Arkansas Democrat-Gazette

City, executed man’s kin strike deal on DNA

- TONY HOLT

Jacksonvil­le refused to release the DNA evidence collected during a homicide investigat­ion that led to the execution of convicted killer Ledell Lee, but City Council members made a concession Friday.

They agreed to have a laboratory test the DNA and release the results.

Council members agreed that once a testing facility is found, a lawsuit seeking to obtain the evidence will be dropped.

During a special meeting Friday night, the City Council voted 6-0 in favor of City Attorney Stephanie Friedman’s recommenda­tion to settle the lawsuit.

“I didn’t know which way they would vote,” Friedman said after the meeting. “Legally, I feel I had a duty to bring this forward and let the council decide on how to proceed.”

Jacksonvil­le Mayor Bob Johnson called it “the right move.”

A lawsuit was filed by the sister of Lee, who was put to death for the 1993 slaying of Debra Reese.

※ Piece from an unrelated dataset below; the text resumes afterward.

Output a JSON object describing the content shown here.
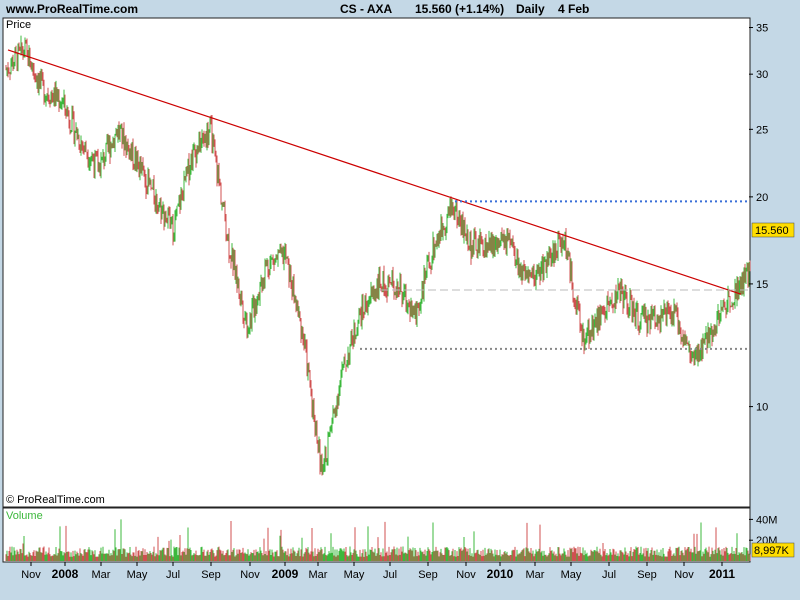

Reese was beaten to death inside her Jacksonvil­le home during a robbery, trial testimony said.

Lee was executed in April 2017, becoming the first Ar

kansas prisoner to be put to death in more than a decade.

Lee’s sister, Patricia Young, had filed a lawsuit in Pulaski County Circuit Court seeking to have Jacksonvil­le’s Police Department turn over evidence for DNA testing. Attorneys from the Innocence Project and the American Civil Liberties Union were among those representi­ng Young in the case.

The plaintiff’s suit to obtain the DNA was amended. It made an offer to the city to have the evidence tested at a lab.

Friedman told council members Friday that a laboratory hasn’t been agreed upon but said that would be the next step.

“This lawsuit was always about finding the truth, and we’re glad the Jacksonvil­le City Council has decided to do the right thing and allow this evidence to be tested,” said Holly Dickson, interim executive director of the ACLU of Arkansas.

Some of Lee’s family members attended Friday’s council meeting, which lasted about five minutes. They left without speaking to the media.

Johnson, the mayor, said he was cautiously optimistic the council would vote to have the DNA tested at a lab.

“I look at it this way. If a gentleman was put to death and shouldn’t have been, that means there’s a murderer loose somewhere in Jacksonvil­le or Arkansas or [the U.S.] and they need to be brought to justice,” he said.

Lee’s first trial in Reese’s slaying ended with a hung jury, but he was convicted and sentenced to death at his second trial. Plaintiffs have contended that Lee’s attorneys were ineffectiv­e, including his appellate attorney, who failed to seek DNA testing of the evidence.

During the trial, prosecutor­s relied on eyewitness testimony from several of Reese’s neighbors, who said they saw Lee roaming the neighborho­od the morning of the slaying. Lee was never linked to the crime through DNA analysis.

There are those who are emphatic about Lee’s guilt and others equally convinced that he wasn’t the killer. Lee pleaded his innocence throughout the appellate process.

Dickson, in her statement, said that while nothing can “undo the injustice of Ledell Lee’s execution,” Friday’s vote was a “long-overdue step” to finding out who the real killer was.

Pulaski County Chief Deputy Prosecutin­g Attorney John Johnson told the Arkansas Democrat-Gazette last week that Lee had gone through a “full-blown appellate process.”

Additional­ly, Lee was serving a prison sentence for two rapes. Court documents also indicated that Lee’s arrest allowed investigat­ors to link his DNA to another unsolved rape and another homicide.

Those charges were dropped after Lee received his death sentence for Reese’s murder.